Marketing Advisor Update

Sales and marketing tips, insights and advice for service businesses amd companies selling complex or technical products.

Tuesday, June 16, 2009

Use a Competitive Analysis to Win More Business.

[This article is a segment from one of the bonus reports you get when you subscribe to The Assassin Analogy sales improvement strategies.]

You must clearly understand how your services or products compare to competitors.

This competitive analysis should be done from the client's perspective. Be objective. Don't limit your findings.

Some people fall in love with what they are selling. This can be a real trap for technical staff who are absorbed by how good (or how complex) their product or service is.

They can get so mesmerised by what they are offering they create a 'halo effect' in their mind around their products or services.
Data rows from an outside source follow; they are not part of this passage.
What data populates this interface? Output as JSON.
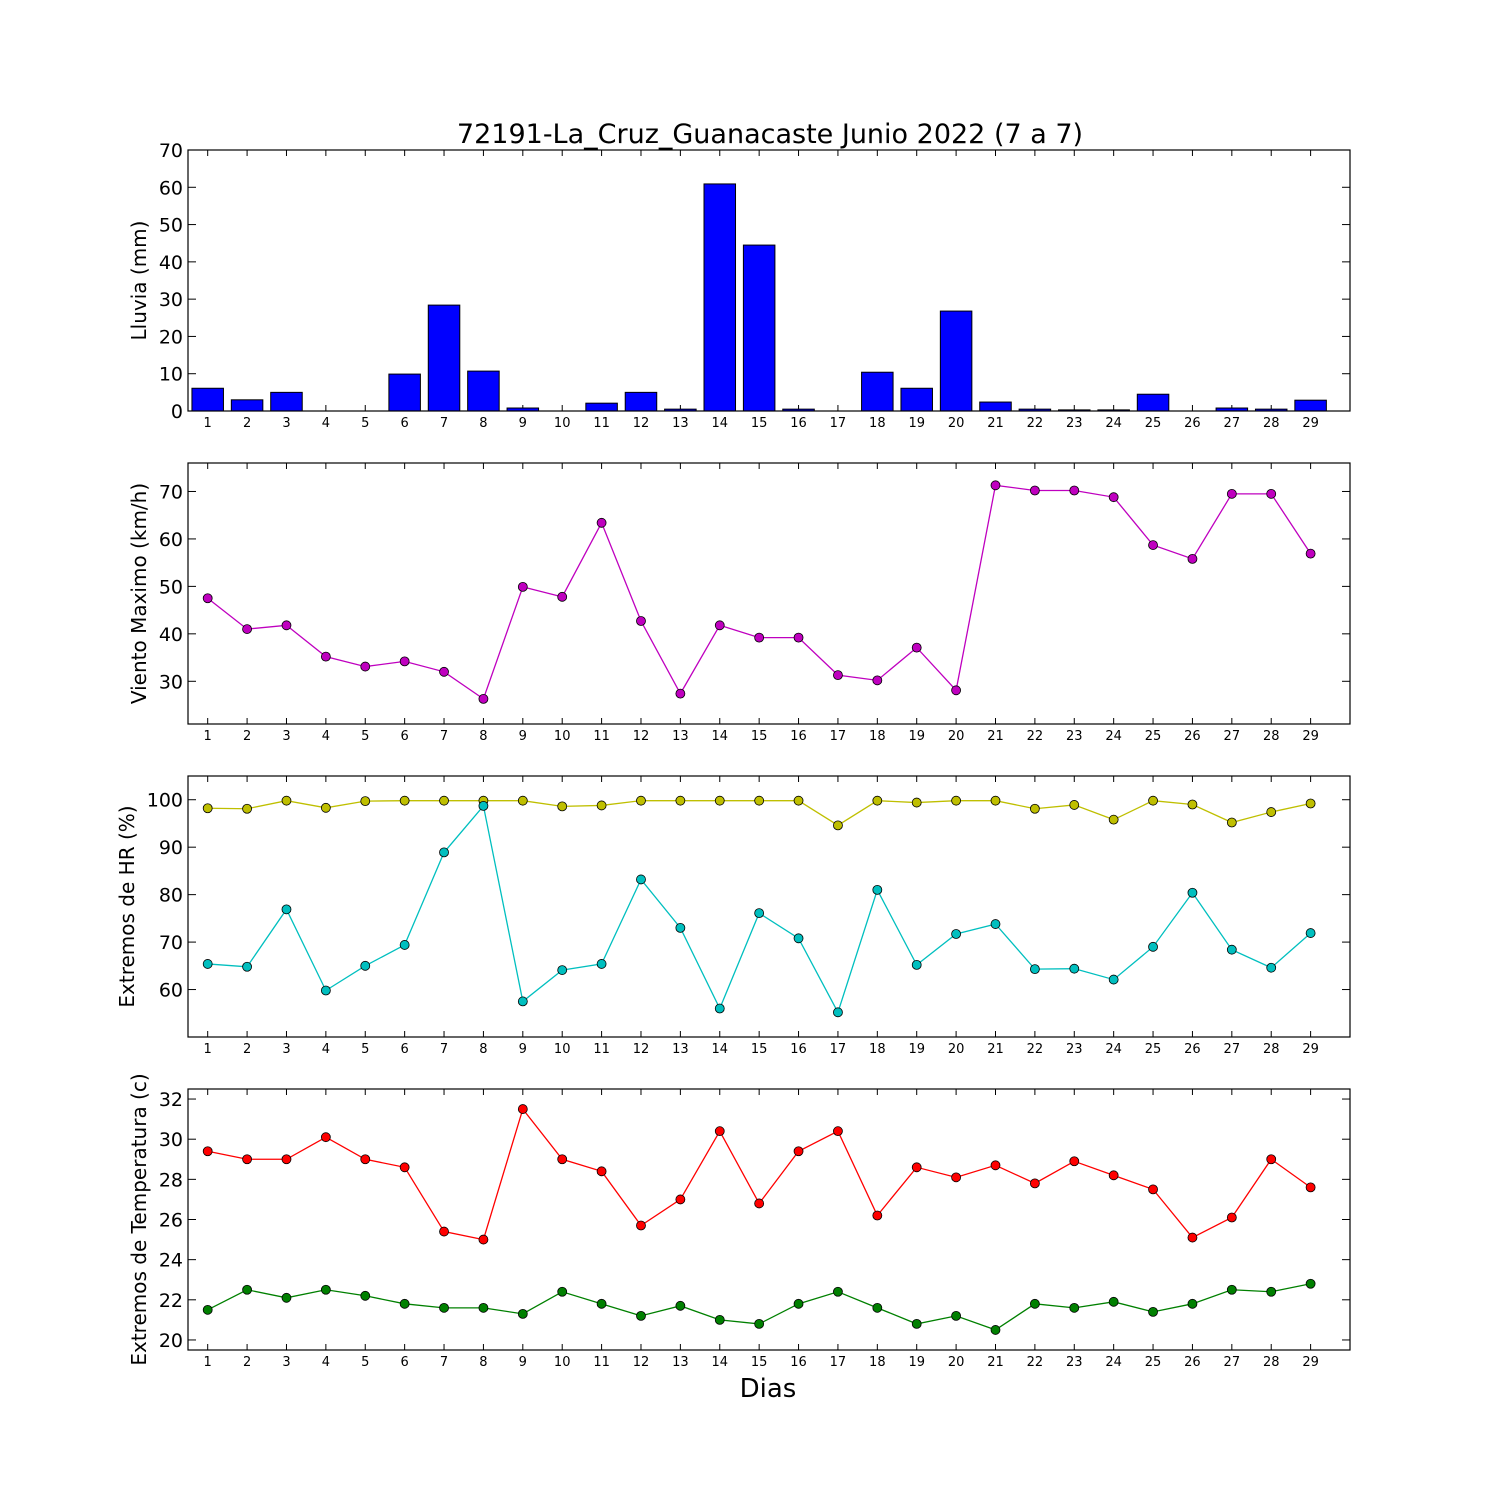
{
  "figure": {
    "title": "72191-La_Cruz_Guanacaste Junio 2022  (7 a 7)",
    "xlabel": "Dias"
  },
  "chart_data": [
    {
      "type": "bar",
      "ylabel": "Lluvia (mm)",
      "ylim": [
        0,
        70
      ],
      "yticks": [
        0,
        10,
        20,
        30,
        40,
        50,
        60,
        70
      ],
      "categories": [
        "1",
        "2",
        "3",
        "4",
        "5",
        "6",
        "7",
        "8",
        "9",
        "10",
        "11",
        "12",
        "13",
        "14",
        "15",
        "16",
        "17",
        "18",
        "19",
        "20",
        "21",
        "22",
        "23",
        "24",
        "25",
        "26",
        "27",
        "28",
        "29"
      ],
      "series": [
        {
          "color": "#0000ff",
          "values": [
            6.1,
            3.0,
            5.0,
            0.0,
            0.0,
            9.9,
            28.4,
            10.7,
            0.8,
            0.0,
            2.1,
            5.0,
            0.5,
            60.9,
            44.5,
            0.5,
            0.0,
            10.4,
            6.1,
            26.8,
            2.4,
            0.5,
            0.3,
            0.3,
            4.5,
            0.0,
            0.8,
            0.5,
            2.9
          ]
        }
      ],
      "grid": false
    },
    {
      "type": "line",
      "ylabel": "Viento Maximo (km/h)",
      "ylim": [
        21,
        76
      ],
      "yticks": [
        30,
        40,
        50,
        60,
        70
      ],
      "categories": [
        "1",
        "2",
        "3",
        "4",
        "5",
        "6",
        "7",
        "8",
        "9",
        "10",
        "11",
        "12",
        "13",
        "14",
        "15",
        "16",
        "17",
        "18",
        "19",
        "20",
        "21",
        "22",
        "23",
        "24",
        "25",
        "26",
        "27",
        "28",
        "29"
      ],
      "series": [
        {
          "color": "#bf00bf",
          "values": [
            47.5,
            41.0,
            41.8,
            35.2,
            33.1,
            34.2,
            32.0,
            26.3,
            49.9,
            47.8,
            63.4,
            42.7,
            27.4,
            41.8,
            39.2,
            39.2,
            31.3,
            30.2,
            37.1,
            28.1,
            71.3,
            70.2,
            70.2,
            68.8,
            58.7,
            55.8,
            69.5,
            69.5,
            56.9
          ]
        }
      ],
      "grid": false
    },
    {
      "type": "line",
      "ylabel": "Extremos de HR (%)",
      "ylim": [
        50,
        105
      ],
      "yticks": [
        60,
        70,
        80,
        90,
        100
      ],
      "categories": [
        "1",
        "2",
        "3",
        "4",
        "5",
        "6",
        "7",
        "8",
        "9",
        "10",
        "11",
        "12",
        "13",
        "14",
        "15",
        "16",
        "17",
        "18",
        "19",
        "20",
        "21",
        "22",
        "23",
        "24",
        "25",
        "26",
        "27",
        "28",
        "29"
      ],
      "series": [
        {
          "color": "#bfbf00",
          "values": [
            98.2,
            98.1,
            99.8,
            98.3,
            99.7,
            99.8,
            99.8,
            99.8,
            99.8,
            98.6,
            98.8,
            99.8,
            99.8,
            99.8,
            99.8,
            99.8,
            94.6,
            99.8,
            99.4,
            99.8,
            99.8,
            98.1,
            98.9,
            95.8,
            99.8,
            99.0,
            95.2,
            97.4,
            99.2
          ]
        },
        {
          "color": "#00bfbf",
          "values": [
            65.4,
            64.8,
            76.9,
            59.8,
            65.0,
            69.4,
            88.9,
            98.7,
            57.5,
            64.1,
            65.4,
            83.2,
            73.0,
            56.0,
            76.1,
            70.8,
            55.2,
            81.0,
            65.2,
            71.7,
            73.8,
            64.3,
            64.4,
            62.1,
            69.0,
            80.4,
            68.4,
            64.6,
            71.9
          ]
        }
      ],
      "grid": false
    },
    {
      "type": "line",
      "ylabel": "Extremos de Temperatura (c)",
      "ylim": [
        19.5,
        32.5
      ],
      "yticks": [
        20,
        22,
        24,
        26,
        28,
        30,
        32
      ],
      "categories": [
        "1",
        "2",
        "3",
        "4",
        "5",
        "6",
        "7",
        "8",
        "9",
        "10",
        "11",
        "12",
        "13",
        "14",
        "15",
        "16",
        "17",
        "18",
        "19",
        "20",
        "21",
        "22",
        "23",
        "24",
        "25",
        "26",
        "27",
        "28",
        "29"
      ],
      "series": [
        {
          "color": "#ff0000",
          "values": [
            29.4,
            29.0,
            29.0,
            30.1,
            29.0,
            28.6,
            25.4,
            25.0,
            31.5,
            29.0,
            28.4,
            25.7,
            27.0,
            30.4,
            26.8,
            29.4,
            30.4,
            26.2,
            28.6,
            28.1,
            28.7,
            27.8,
            28.9,
            28.2,
            27.5,
            25.1,
            26.1,
            29.0,
            27.6
          ]
        },
        {
          "color": "#008000",
          "values": [
            21.5,
            22.5,
            22.1,
            22.5,
            22.2,
            21.8,
            21.6,
            21.6,
            21.3,
            22.4,
            21.8,
            21.2,
            21.7,
            21.0,
            20.8,
            21.8,
            22.4,
            21.6,
            20.8,
            21.2,
            20.5,
            21.8,
            21.6,
            21.9,
            21.4,
            21.8,
            22.5,
            22.4,
            22.8
          ]
        }
      ],
      "grid": false
    }
  ]
}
Note: A 'Halo Effect' is when you allow positive factors to cover up, or obscure, potentially detrimental attributes of your solution. Essentially you create a halo that prevents you from seeing any shortcomings of your product or service.

This can stop you from being critical and making a realistic assessment of what your client will see and think when they review your offer.

Compare Your Competitors Like Your Prospect Does

One method of undertaking a competitive analysis is to use a Weighted Competitive Value Chart. (Example available upon request.)

In this chart you list the key features and related benefits ('potential' benefits). Then you assign an Importance Factor (from 1 to 10) against each key feature/benefit.

The subjective part of this analysis is to make a judgement about your main competitors and give each competitor a Performance Weighting for each key feature/benefit (1 being 'weak' to 10 being 'strong').

When the Importance Factor is multiplied by the relative Performance Weighting the resulting variables can be ranked to give an indication of which competitor might stack up most favourably from the clients perspective.

Create Strong Selling Statements

Whilst this analysis may be seen to be somewhat academic, the real benefit for you is you can start to create your key selling statements that will either:

(A) Establish or reinforce your market leadership; or

(B) Clearly explain any obvious differences to minimise any detrimental impact of potentially stronger competitors.

This competitive analysis will also give you extra confidence if (or when) you are asked by prospects to explain or compare your products or services against others on the market.